Being pregnant was something she had entirely forgotten until this moment.

They stopped at the stone sink perched on the stream. Kitty knelt down and, for a moment, put her head in her hands. It was the only place she could be alone.

‘What’s up, Kitty?’ said Nellie.

‘I don’t know. It is just all so much. Everyone is so wonderful and I have never felt this happy, I don’t think, ever in me whole life.’

18

A
NGELA HATED HAVING
to wait for the boys to catch up when they walked to school. The only one who could concentrate on an instruction for more than five seconds was Harry. The rest wouldn’t listen to a word she said.

‘Ye aren’t our Kitty or Mammy, ye know,’ shouted Malachi. ‘Ye can’t tell us what to do.’

He stuck out his tongue at Angela and grabbed the school bag out of her hand so that it fell to the floor. Picking up the bag, Angela swung it round full circle until it walloped him between the shoulder blades with a thud so hard that Malachi fell forward and hit the pavement with a smack.

His screams pierced the morning air and brought neighbours to their windows to see what was happening.

‘Don’t do that, our Angela,’ shouted Declan, bending down to help Malachi up.

Declan had crusty hair and dried pobs in his ears.

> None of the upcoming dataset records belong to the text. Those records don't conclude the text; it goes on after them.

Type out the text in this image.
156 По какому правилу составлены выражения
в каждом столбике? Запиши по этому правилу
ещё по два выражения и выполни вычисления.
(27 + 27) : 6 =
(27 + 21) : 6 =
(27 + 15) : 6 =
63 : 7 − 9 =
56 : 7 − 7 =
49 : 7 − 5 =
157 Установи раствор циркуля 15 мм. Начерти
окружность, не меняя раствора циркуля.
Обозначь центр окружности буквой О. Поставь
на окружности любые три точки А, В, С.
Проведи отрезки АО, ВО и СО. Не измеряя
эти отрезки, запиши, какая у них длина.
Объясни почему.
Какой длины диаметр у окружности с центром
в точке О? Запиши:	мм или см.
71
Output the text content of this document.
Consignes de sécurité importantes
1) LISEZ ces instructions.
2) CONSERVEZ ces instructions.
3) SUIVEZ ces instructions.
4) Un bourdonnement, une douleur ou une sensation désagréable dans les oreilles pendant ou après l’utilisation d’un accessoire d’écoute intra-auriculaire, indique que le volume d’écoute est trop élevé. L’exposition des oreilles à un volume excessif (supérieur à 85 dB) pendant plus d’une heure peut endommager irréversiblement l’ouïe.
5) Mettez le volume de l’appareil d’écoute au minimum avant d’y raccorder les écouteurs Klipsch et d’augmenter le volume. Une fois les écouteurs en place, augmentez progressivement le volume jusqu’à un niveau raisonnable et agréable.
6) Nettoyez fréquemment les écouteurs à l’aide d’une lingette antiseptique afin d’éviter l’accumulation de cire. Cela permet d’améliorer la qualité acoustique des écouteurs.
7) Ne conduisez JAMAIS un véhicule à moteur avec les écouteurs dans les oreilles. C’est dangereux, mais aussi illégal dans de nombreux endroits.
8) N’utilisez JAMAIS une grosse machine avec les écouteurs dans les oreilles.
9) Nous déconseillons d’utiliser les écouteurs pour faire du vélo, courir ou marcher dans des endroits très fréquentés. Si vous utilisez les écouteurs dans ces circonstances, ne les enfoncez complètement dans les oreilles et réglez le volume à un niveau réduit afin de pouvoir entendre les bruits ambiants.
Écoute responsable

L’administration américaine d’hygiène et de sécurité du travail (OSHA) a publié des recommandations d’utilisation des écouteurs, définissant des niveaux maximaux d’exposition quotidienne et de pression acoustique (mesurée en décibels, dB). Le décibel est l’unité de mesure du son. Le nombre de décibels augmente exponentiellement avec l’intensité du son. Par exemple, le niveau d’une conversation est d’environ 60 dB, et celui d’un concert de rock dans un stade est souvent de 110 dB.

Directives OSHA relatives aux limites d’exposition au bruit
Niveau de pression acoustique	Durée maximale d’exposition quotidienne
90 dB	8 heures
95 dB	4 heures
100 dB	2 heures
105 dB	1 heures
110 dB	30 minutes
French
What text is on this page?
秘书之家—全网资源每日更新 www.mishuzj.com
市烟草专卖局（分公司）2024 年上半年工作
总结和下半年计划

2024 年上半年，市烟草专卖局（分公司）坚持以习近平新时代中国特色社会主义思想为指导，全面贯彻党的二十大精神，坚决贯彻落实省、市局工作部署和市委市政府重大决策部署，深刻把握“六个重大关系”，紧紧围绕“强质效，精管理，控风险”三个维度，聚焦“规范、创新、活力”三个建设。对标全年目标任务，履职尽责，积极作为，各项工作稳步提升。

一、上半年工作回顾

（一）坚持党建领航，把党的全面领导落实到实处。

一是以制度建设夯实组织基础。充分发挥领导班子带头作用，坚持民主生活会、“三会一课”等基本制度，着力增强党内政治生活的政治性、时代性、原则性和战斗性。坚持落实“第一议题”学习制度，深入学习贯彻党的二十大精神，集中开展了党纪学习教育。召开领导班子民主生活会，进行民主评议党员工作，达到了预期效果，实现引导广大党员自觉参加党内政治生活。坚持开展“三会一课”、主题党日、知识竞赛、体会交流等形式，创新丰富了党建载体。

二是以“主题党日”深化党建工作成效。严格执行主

Earlier in the morning he had dared to answer Angela back, who had responded by picking up his bowl of pobs and upending it on his head. The warm milk and bread had run down the sides of his face and into his ears.

‘I’m sick to death of all of youse,’ shouted Angela. ‘None of ye does as ye is told. I’m leaving and going to school on me own now.’

She stormed off ahead, just as Little Paddy caught up with them all. Harry had pushed the baby in her pram round to Alice’s house before setting off to school. He met up with Little Paddy as he ran out of his back gate.

‘Sure, ye look mighty fed up, Paddy,’ said Harry. ‘Why haven’t ye been out on the green playing all weekend?’

‘I got a belt from me da, an’ I wasn’t allowed,’ Little Paddy replied, looking very miserable and downbeat. ‘He said I told another lie, but I didn’t, I know what I saw, but I ’ave to keep me gob shut. I hate feckin’ grown-ups, I do. I’m going to run away to sea on a ship, as soon as I’m old enough.’

Harry nodded sympathetically. He wasn’t that keen on grown-ups himself. He thought they were very chaotic and disorganized.

‘Ye can tell me, Paddy. I won’t say a word to no one, I promise.’

‘I can’t tell ye. I still can’t sit down yet, my backside is so sore. I’m not risking it again, but I will tell ye this, Harry, next time I see something, I’m comin’ for ye to see it with me. Everyone believes you and no one believes me, so they don’t, an’ I hate being called a liar, because I have never told a lie to anyone – I haven’t.’

For a reassuring moment, Harry put his arm round Little Paddy’s shoulders.

Little Paddy flinched. ‘Can ye feel the pain?’ he asked. Little Paddy’s shoulders hurt too.